“We need people who stand up for the weak, people who overcome violence and offer respect to the nature that surrounds human beings; people who love radically because they draw strength from the God who is himself radical love,” Bedford-Strohm said in the lecture on 27 September.
Such a vision can draw strength from the theme of the 2022 assembly of the World Council of Churches (WCC) in Karlsruhe, Germany, “Christ’s love moves the world to reconciliation and unity,” he said.
Bedford-Strohm, who retires on 31 October as bishop of the Evangelical Lutheran Church of Bavaria, took as the theme of his lecture, “An ecumenism of the heart and public theology.”
A central idea of the unity statement issued by the assembly in Karlsruhe was the vision of “an ecumenism of the heart,” said Bedford-Strohm.
An “ecumenism of the heart,” he said, is an approach to ecumenism “that thinks of the institutional steps towards the unity of the churches in terms of the love of Christ that is visible and tangible among believers and in the growing fellowship that develops from this.”
At the same time, the idea of “an ecumenism of the heart” is far more than a programme for the unity of the church, he said, but describes the public witness of Christians in a world wounded by so much that contradicts the love of Christ.

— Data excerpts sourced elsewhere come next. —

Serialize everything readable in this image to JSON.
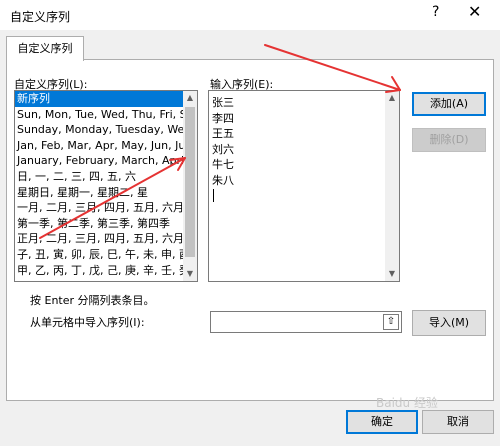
{
  "window": {
    "title": "自定义序列",
    "help": "?",
    "close": "✕"
  },
  "tab_label": "自定义序列",
  "list_label": "自定义序列(L):",
  "entries_label": "输入序列(E):",
  "list_items": [
    "新序列",
    "Sun, Mon, Tue, Wed, Thu, Fri, S",
    "Sunday, Monday, Tuesday, Wed",
    "Jan, Feb, Mar, Apr, May, Jun, Ju",
    "January, February, March, April",
    "日, 一, 二, 三, 四, 五, 六",
    "星期日, 星期一, 星期二, 星",
    "一月, 二月, 三月, 四月, 五月, 六月",
    "第一季, 第二季, 第三季, 第四季",
    "正月, 二月, 三月, 四月, 五月, 六月",
    "子, 丑, 寅, 卯, 辰, 巳, 午, 未, 申, 酉",
    "甲, 乙, 丙, 丁, 戊, 己, 庚, 辛, 壬, 癸"
  ],
  "selected_index": 0,
  "entries": "张三\n李四\n王五\n刘六\n牛七\n朱八",
  "add_button": "添加(A)",
  "delete_button": "删除(D)",
  "hint": "按 Enter 分隔列表条目。",
  "import_label": "从单元格中导入序列(I):",
  "import_value": "",
  "import_button": "导入(M)",
  "ok_button": "确定",
  "cancel_button": "取消",
  "watermark": "Baidu 经验",
  "colors": {
    "selection": "#0078d7",
    "annotation_arrow": "#e53333"
  },
  "icons": [
    "help-icon",
    "close-icon",
    "scroll-up-icon",
    "scroll-down-icon",
    "range-select-icon"
  ]
}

Pointing to the challenges of climate justice, colonialism and nationalism, the consequences of the digital revolution for democratic discourse, and of creating a just peace in the world, Bedford-Strohm said Christians need to offer the world a witness of unity in the world, and thereby to help the world to move to greater unity.

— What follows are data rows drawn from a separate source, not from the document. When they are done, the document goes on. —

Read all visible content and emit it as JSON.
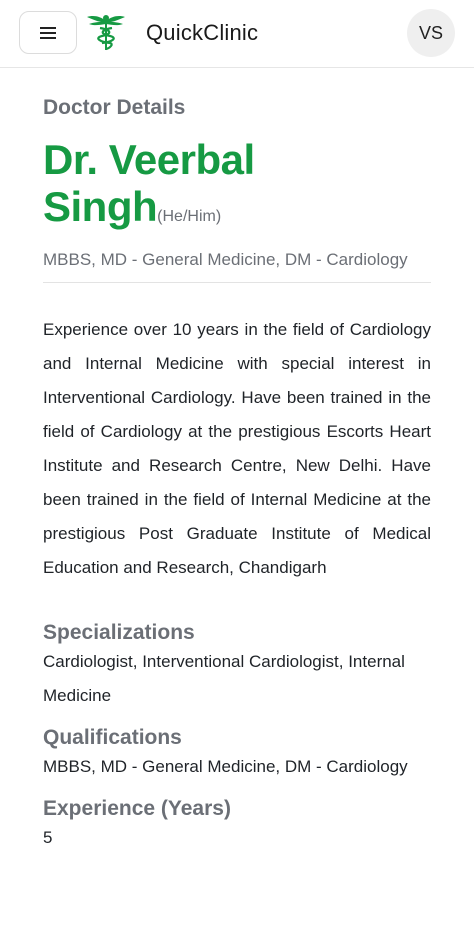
{
  "header": {
    "brand": "QuickClinic",
    "avatar_initials": "VS",
    "menu_icon": "hamburger-menu-icon",
    "logo_icon": "caduceus-icon",
    "brand_color": "#169a43"
  },
  "page": {
    "section_title": "Doctor Details"
  },
  "doctor": {
    "name_line1": "Dr. Veerbal",
    "name_line2": "Singh",
    "pronouns": "(He/Him)",
    "qualifications_short": "MBBS, MD - General Medicine, DM - Cardiology",
    "bio": "Experience over 10 years in the field of Cardiology and Internal Medicine with special interest in Interventional Cardiology. Have been trained in the field of Cardiology at the prestigious Escorts Heart Institute and Research Centre, New Delhi. Have been trained in the field of Internal Medicine at the prestigious Post Graduate Institute of Medical Education and Research, Chandigarh"
  },
  "details": {
    "specializations_title": "Specializations",
    "specializations_value": "Cardiologist, Interventional Cardiologist, Internal Medicine",
    "qualifications_title": "Qualifications",
    "qualifications_value": "MBBS, MD - General Medicine, DM - Cardiology",
    "experience_title": "Experience (Years)",
    "experience_value": "5"
  }
}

The universal church, Bedford-Strohm said, is rooted in local communities throughout the world, something that allows the church to play a key role within global civil society.

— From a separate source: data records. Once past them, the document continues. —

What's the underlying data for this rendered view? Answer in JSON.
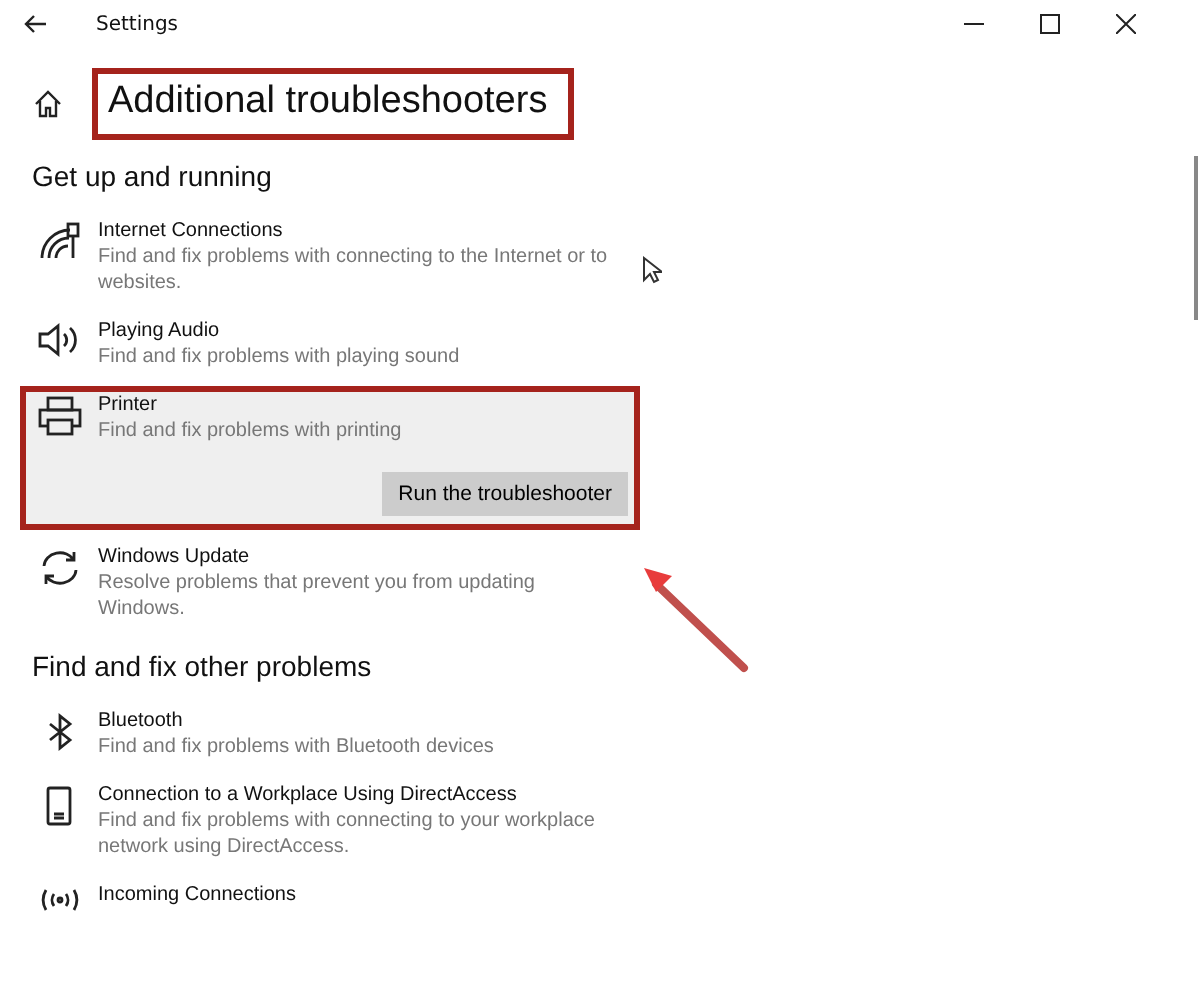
{
  "window": {
    "title": "Settings"
  },
  "page": {
    "title": "Additional troubleshooters",
    "highlighted": true
  },
  "sections": [
    {
      "heading": "Get up and running",
      "items": [
        {
          "kind": "wifi",
          "title": "Internet Connections",
          "description": "Find and fix problems with connecting to the Internet or to websites.",
          "selected": false
        },
        {
          "kind": "speaker",
          "title": "Playing Audio",
          "description": "Find and fix problems with playing sound",
          "selected": false
        },
        {
          "kind": "printer",
          "title": "Printer",
          "description": "Find and fix problems with printing",
          "selected": true,
          "highlighted": true,
          "button": "Run the troubleshooter"
        },
        {
          "kind": "sync",
          "title": "Windows Update",
          "description": "Resolve problems that prevent you from updating Windows.",
          "selected": false
        }
      ]
    },
    {
      "heading": "Find and fix other problems",
      "items": [
        {
          "kind": "bluetooth",
          "title": "Bluetooth",
          "description": "Find and fix problems with Bluetooth devices",
          "selected": false
        },
        {
          "kind": "phone",
          "title": "Connection to a Workplace Using DirectAccess",
          "description": "Find and fix problems with connecting to your workplace network using DirectAccess.",
          "selected": false
        },
        {
          "kind": "antenna",
          "title": "Incoming Connections",
          "selected": false
        }
      ]
    }
  ]
}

“It is therefore one of the most important public tasks of the church today to open our eyes to the suffering of people far away,” he said. “When hunger and the number of people dying as a result of the economic collapse following the COVID-19 pandemic, as a consequence of the increase in the price of food due to the Ukraine war, and as a result of climate change are increasing, it is the task of the churches to draw attention to this situation and to advocate for global solidarity.”
The lecture is named after Otto Karrer (1888–1976), a German Jesuit priest who briefly became a Lutheran in Bavaria before emigrating to Switzerland and becoming a Swiss citizen, where he promoted Reformed–Catholic dialogue and served at the Pauluskirche in Lucerne.